Estuvimos en silencio, viéndonos fijamente, hasta que la mujer del hospital me pidió que por favor te dejara descansar. Tan pronto llegué a casa quise escribirte otro mensaje: ¿Mis ojos reflejan un letargo reseco y quebradizo? Pero seguí de largo escribiendo con swing, al puro estilo de Chet Baker si en lugar de saxofón hubiera empuñado recurrentemente una pluma. Estás loca, pensé, cómo va a leer todo eso, si apenas puede estar despierta cinco minutos. Pero no podía parar. ¿Por qué huiste Lucía?, ¿por qué querías dejarme?, ¿qué te hice para que así sucediera todo? ¿Acaso crees que yo no tengo miedo?

Decidí hablarle al policía mulato para agradecerle sus atenciones. El hombrón me dijo que era su deber y que le daba mucho gusto que todo tuviera un final feliz.

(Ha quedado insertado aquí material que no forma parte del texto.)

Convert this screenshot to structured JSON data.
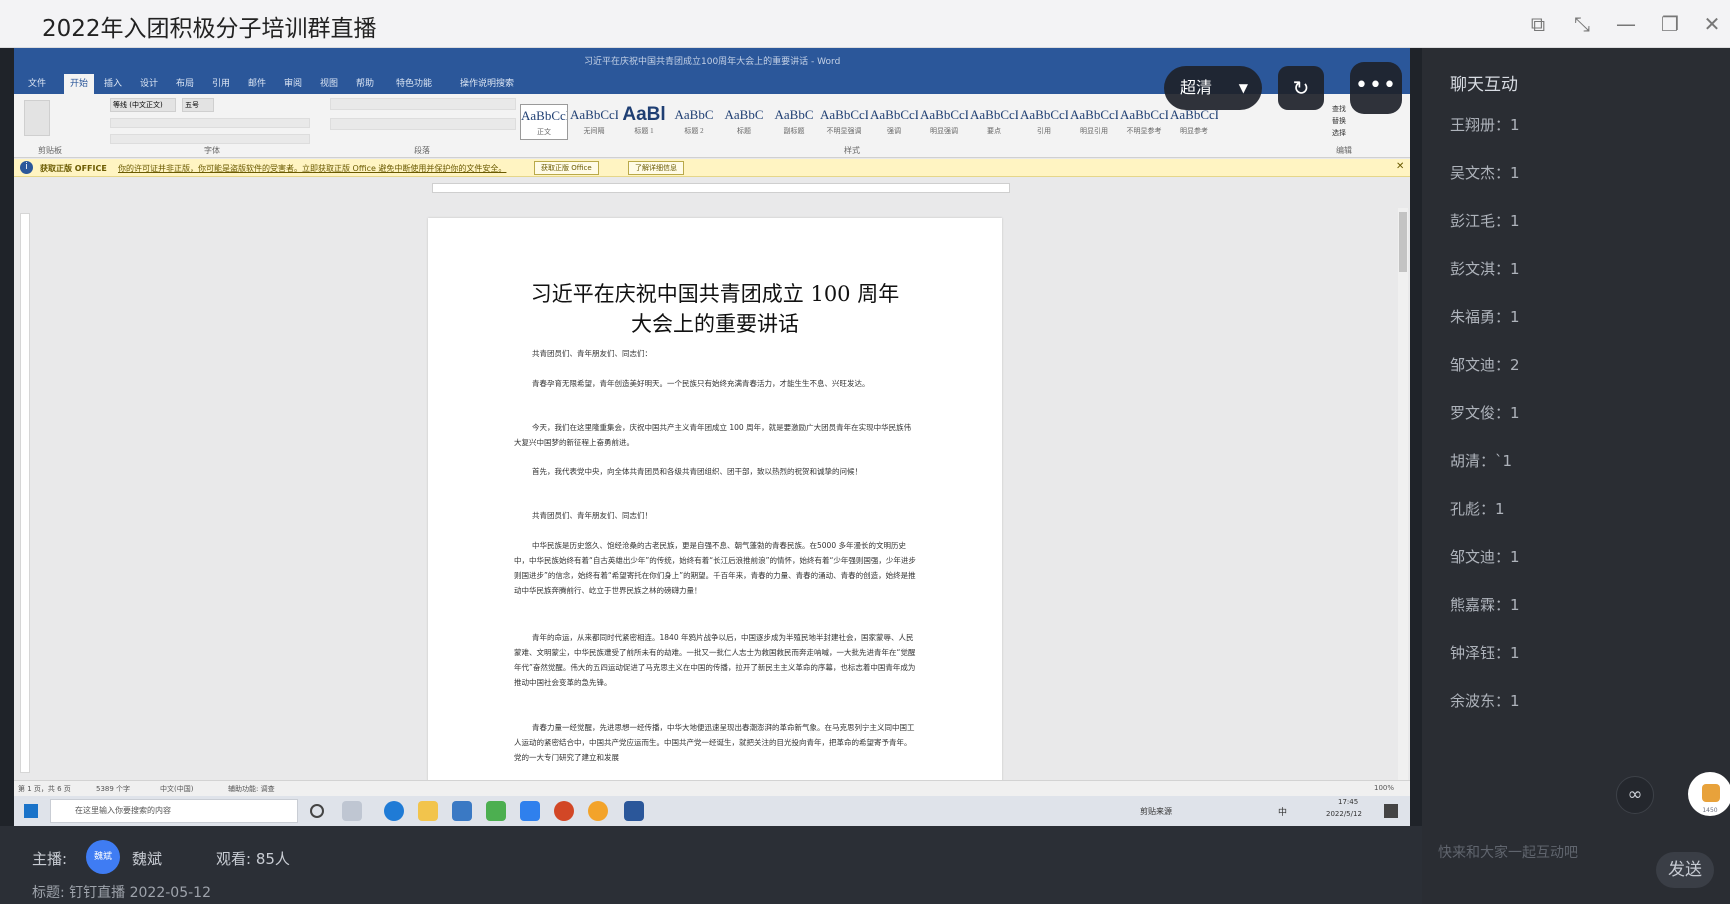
{
  "window": {
    "title": "2022年入团积极分子培训群直播"
  },
  "word": {
    "doc_title": "习近平在庆祝中国共青团成立100周年大会上的重要讲话 - Word",
    "tabs": [
      "文件",
      "开始",
      "插入",
      "设计",
      "布局",
      "引用",
      "邮件",
      "审阅",
      "视图",
      "帮助",
      "特色功能",
      "操作说明搜索"
    ],
    "font_name": "等线 (中文正文)",
    "font_size": "五号",
    "styles": [
      {
        "sample": "AaBbCcD",
        "name": "正文"
      },
      {
        "sample": "AaBbCcD",
        "name": "无间隔"
      },
      {
        "sample": "AaBl",
        "name": "标题 1"
      },
      {
        "sample": "AaBbC",
        "name": "标题 2"
      },
      {
        "sample": "AaBbC",
        "name": "标题"
      },
      {
        "sample": "AaBbC",
        "name": "副标题"
      },
      {
        "sample": "AaBbCcD",
        "name": "不明显强调"
      },
      {
        "sample": "AaBbCcD",
        "name": "强调"
      },
      {
        "sample": "AaBbCcD",
        "name": "明显强调"
      },
      {
        "sample": "AaBbCcD",
        "name": "要点"
      },
      {
        "sample": "AaBbCcD",
        "name": "引用"
      },
      {
        "sample": "AaBbCcD",
        "name": "明显引用"
      },
      {
        "sample": "AaBbCcD",
        "name": "不明显参考"
      },
      {
        "sample": "AaBbCcD",
        "name": "明显参考"
      }
    ],
    "groups": [
      "剪贴板",
      "字体",
      "段落",
      "样式",
      "编辑"
    ],
    "editing": [
      "查找",
      "替换",
      "选择"
    ],
    "notice": {
      "title": "获取正版 OFFICE",
      "text": "你的许可证并非正版，你可能是盗版软件的受害者。立即获取正版 Office 避免中断使用并保护你的文件安全。",
      "btn1": "获取正版 Office",
      "btn2": "了解详细信息"
    },
    "doc": {
      "heading_line1": "习近平在庆祝中国共青团成立 100 周年",
      "heading_line2": "大会上的重要讲话",
      "paragraphs": [
        "共青团员们、青年朋友们、同志们：",
        "青春孕育无限希望，青年创造美好明天。一个民族只有始终充满青春活力，才能生生不息、兴旺发达。",
        "今天，我们在这里隆重集会，庆祝中国共产主义青年团成立 100 周年，就是要激励广大团员青年在实现中华民族伟大复兴中国梦的新征程上奋勇前进。",
        "首先，我代表党中央，向全体共青团员和各级共青团组织、团干部，致以热烈的祝贺和诚挚的问候！",
        "共青团员们、青年朋友们、同志们！",
        "中华民族是历史悠久、饱经沧桑的古老民族，更是自强不息、朝气蓬勃的青春民族。在5000 多年漫长的文明历史中，中华民族始终有着“自古英雄出少年”的传统，始终有着“长江后浪推前浪”的情怀，始终有着“少年强则国强，少年进步则国进步”的信念，始终有着“希望寄托在你们身上”的期望。千百年来，青春的力量、青春的涌动、青春的创造，始终是推动中华民族奔腾前行、屹立于世界民族之林的磅礴力量！",
        "青年的命运，从来都同时代紧密相连。1840 年鸦片战争以后，中国逐步成为半殖民地半封建社会，国家蒙辱、人民蒙难、文明蒙尘，中华民族遭受了前所未有的劫难。一批又一批仁人志士为救国救民而奔走呐喊，一大批先进青年在“觉醒年代”奋然觉醒。伟大的五四运动促进了马克思主义在中国的传播，拉开了新民主主义革命的序幕，也标志着中国青年成为推动中国社会变革的急先锋。",
        "青春力量一经觉醒，先进思想一经传播，中华大地便迅速呈现出春潮澎湃的革命新气象。在马克思列宁主义同中国工人运动的紧密结合中，中国共产党应运而生。中国共产党一经诞生，就把关注的目光投向青年，把革命的希望寄予青年。党的一大专门研究了建立和发展"
      ]
    },
    "status": {
      "page": "第 1 页，共 6 页",
      "words": "5389 个字",
      "lang": "中文(中国)",
      "accessibility": "辅助功能: 调查",
      "zoom": "100%"
    },
    "taskbar": {
      "search_placeholder": "在这里输入你要搜索的内容",
      "tray_text": "剪贴来源",
      "ime": "中",
      "time": "17:45",
      "date": "2022/5/12"
    }
  },
  "stream": {
    "quality": "超清"
  },
  "chat": {
    "header": "聊天互动",
    "messages": [
      "王翔册：1",
      "吴文杰：1",
      "彭江毛：1",
      "彭文淇：1",
      "朱福勇：1",
      "邹文迪：2",
      "罗文俊：1",
      "胡清：`1",
      "孔彪：1",
      "邹文迪：1",
      "熊嘉霖：1",
      "钟泽钰：1",
      "余波东：1"
    ],
    "viewer_badge": "1450",
    "input_placeholder": "快来和大家一起互动吧",
    "send_label": "发送"
  },
  "bottom": {
    "host_label": "主播:",
    "host_avatar_text": "魏斌",
    "host_name": "魏斌",
    "viewers": "观看: 85人",
    "subject": "标题: 钉钉直播 2022-05-12"
  }
}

Muchas no tienen la misma suerte, sabe, así que disfrútense y por favor, cuídense.

Por la mañana iría al hospital, quizá en la noche ya estaríamos juntas en la casa. Así que decidí arreglarla, poner flores, dejar todo listo. Incluso puse en la repisa el facsímil del Livro da Criação, un poema plástico que va narrando un mito, un rito, un paso de muerte para que al fin, emerja la vida. Lucía, te dije en silencio, deshoja mis párpados y ponles una sombra, un polvo cósmico o un par de hojas de mar debidamente aplanadas.

Entonces me puse a llorar. Lucía, ¿por qué eres fuerte? ¿Por quién eres fuerte?, ¿cómo es que yo nunca puedo ser fuerte? Y pensar que nos quedaban a ambas unos meses de vida fue tan insultante que me desmoroné toda.